Wanderlei Silva, who will fight Rich Franklin in a rematch at next week’s UFC 147, expressed his favor of knees on the ground nearly a year after White did the same in an interview with HDNet’s Michael Schiavello (via MMAFighting.com):
Kicks on the ground, maybe no, but I think guys need to use knees on the ground because sometimes guys will just put their four points on the ground so you can’t hit them. I think in the future if I could change some things, I would allow knees to the ground and maybe take out the elbows.
Silva’s words explain the timeliness of reintroducing this debate. The main event of last month’s UFC 146—Cain Velasquez vs. Antonio Silva—was one of the bloodiest fights we’ve seen recently. Velasquez threw his elbows in Silva’s face while Silva worked hard to defend from his back. Silva held out for a while, but eventually lost by TKO. More immediately in the fight, though, he lied covered in blood from the sharp strikes of Velasquez’s elbows.
After the fight, Bigfoot Silva’s trainer, Alex Davis, expressed his hope that elbows would be banned given the bloody results of that fight.

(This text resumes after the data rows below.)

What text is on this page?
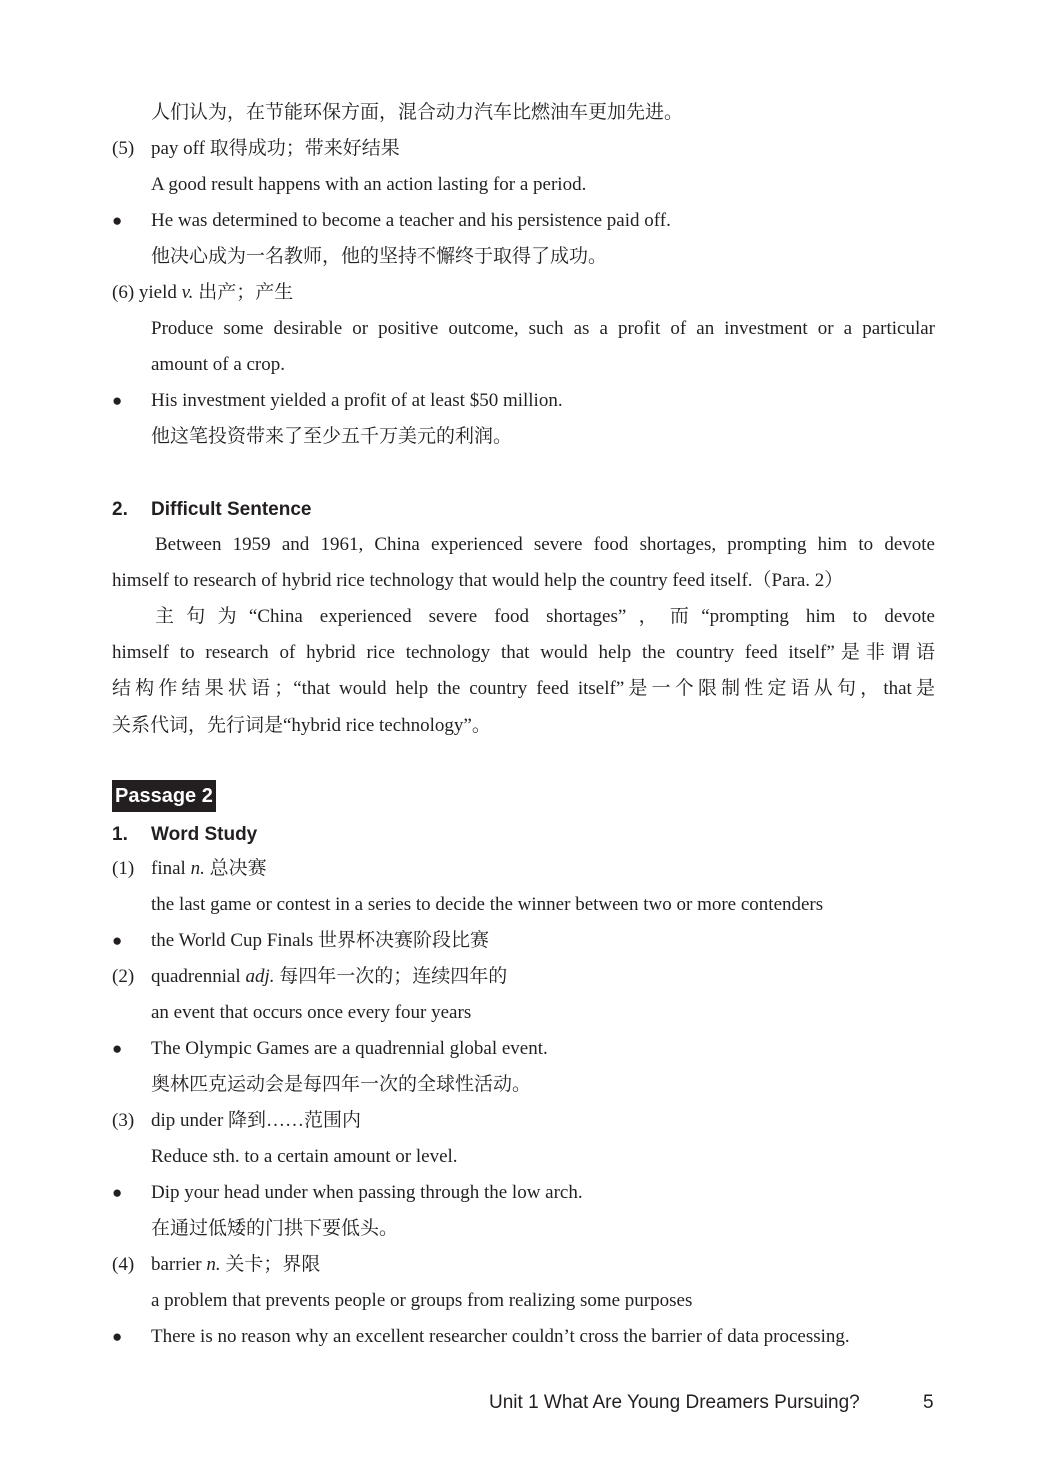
人们认为，在节能环保方面，混合动力汽车比燃油车更加先进。
(5) pay off 取得成功；带来好结果
A good result happens with an action lasting for a period.
● He was determined to become a teacher and his persistence paid off.
他决心成为一名教师，他的坚持不懈终于取得了成功。
(6) yield v. 出产；产生
Produce some desirable or positive outcome, such as a profit of an investment or a particular
amount of a crop.
● His investment yielded a profit of at least $50 million.
他这笔投资带来了至少五千万美元的利润。
2. Difficult Sentence
Between 1959 and 1961, China experienced severe food shortages, prompting him to devote
himself to research of hybrid rice technology that would help the country feed itself.（Para. 2）
主句为“China experienced severe food shortages”，而“prompting him to devote
himself to research of hybrid rice technology that would help the country feed itself”是非谓语
结构作结果状语；“that would help the country feed itself”是一个限制性定语从句，that是
关系代词，先行词是“hybrid rice technology”。
Passage 2
1. Word Study
(1) final n. 总决赛
the last game or contest in a series to decide the winner between two or more contenders
● the World Cup Finals 世界杯决赛阶段比赛
(2) quadrennial adj. 每四年一次的；连续四年的
an event that occurs once every four years
● The Olympic Games are a quadrennial global event.
奥林匹克运动会是每四年一次的全球性活动。
(3) dip under 降到……范围内
Reduce sth. to a certain amount or level.
● Dip your head under when passing through the low arch.
在通过低矮的门拱下要低头。
(4) barrier n. 关卡；界限
a problem that prevents people or groups from realizing some purposes
● There is no reason why an excellent researcher couldn’t cross the barrier of data processing.
Unit 1 What Are Young Dreamers Pursuing?	5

I also think that elbows on the ground should not be allowed. For the most part, they cause cuts, which are different then KOs, TKOs or Subs. They also tend to make a bloody mess, sometimes from relatively minor damage, and this does not help MMA as it tends to alienate many people to the sport.
Here, we see the alternative that Wanderlei Silva was talking about. Elbows are sharp strikes that chip away at an opponent, often by cutting at the face. Knees on the ground, while much more dangerous, actually have a tactical use.
And so we’re two arguments to answer. The first, which is the effectiveness of knees on the ground as a tactical move, is fairly established. I admit, fighters have (like all intelligent people) found ways to win fights around the current rule. Silva’s addressing the “four points on the ground” speaks to that immediately. There’s also the “lay-and-pray” strategy that secures points for a fighter and runs down the clock.
It seems to me, though, that strategizing around a rule that protects the fighter and not the fight will ultimately ruin the sport. In fact, it’s beginning to spoil other sports like football, where the violence between players has garnered more attention than what the sport asks of them.
Interestingly, football is dealing with the exact opposite of MMA from an entertainment perspective. Where football is reconsidering what makes it fan- and family-friendly, MMA is understanding how to become those things. Naturally, it all comes down to the violence.
This, then, is our second argument to consider. MMA has a storied history—a history that includes knees on the ground—that it cannot ignore. As it moves closer to both strict state-wide and world-wide regulation and international popularity, these choices need to be considered with more discretion for the public eye than before.
Bigfoot’s cut at UFC 146 is one of those moments where the public eye is upon the sport, waiting for the reaction. However, MMA may be at a place now where these things can be considered without worrying as much about the public’s general concerns as before.
Of course, people will still consider the sport violent—it is, after all, a combat sport and knees on the ground limns that violence. In the end, though, it’s more acceptable as an effective technique than others (like elbows on the ground) given the defenses—such as touching the ground or lay-and-pray—that have evolved from it.
Now that we’ve seen many cases of the sport’s integrity changing from this rule bending, seen the effects of the alternatives and gained a certain status as an international sport, it’s time to begin creating rules that protect the identity of that sport. It shouldn’t happen overnight, but this argument needs to begin anew on the new foundation of MMA as a sport.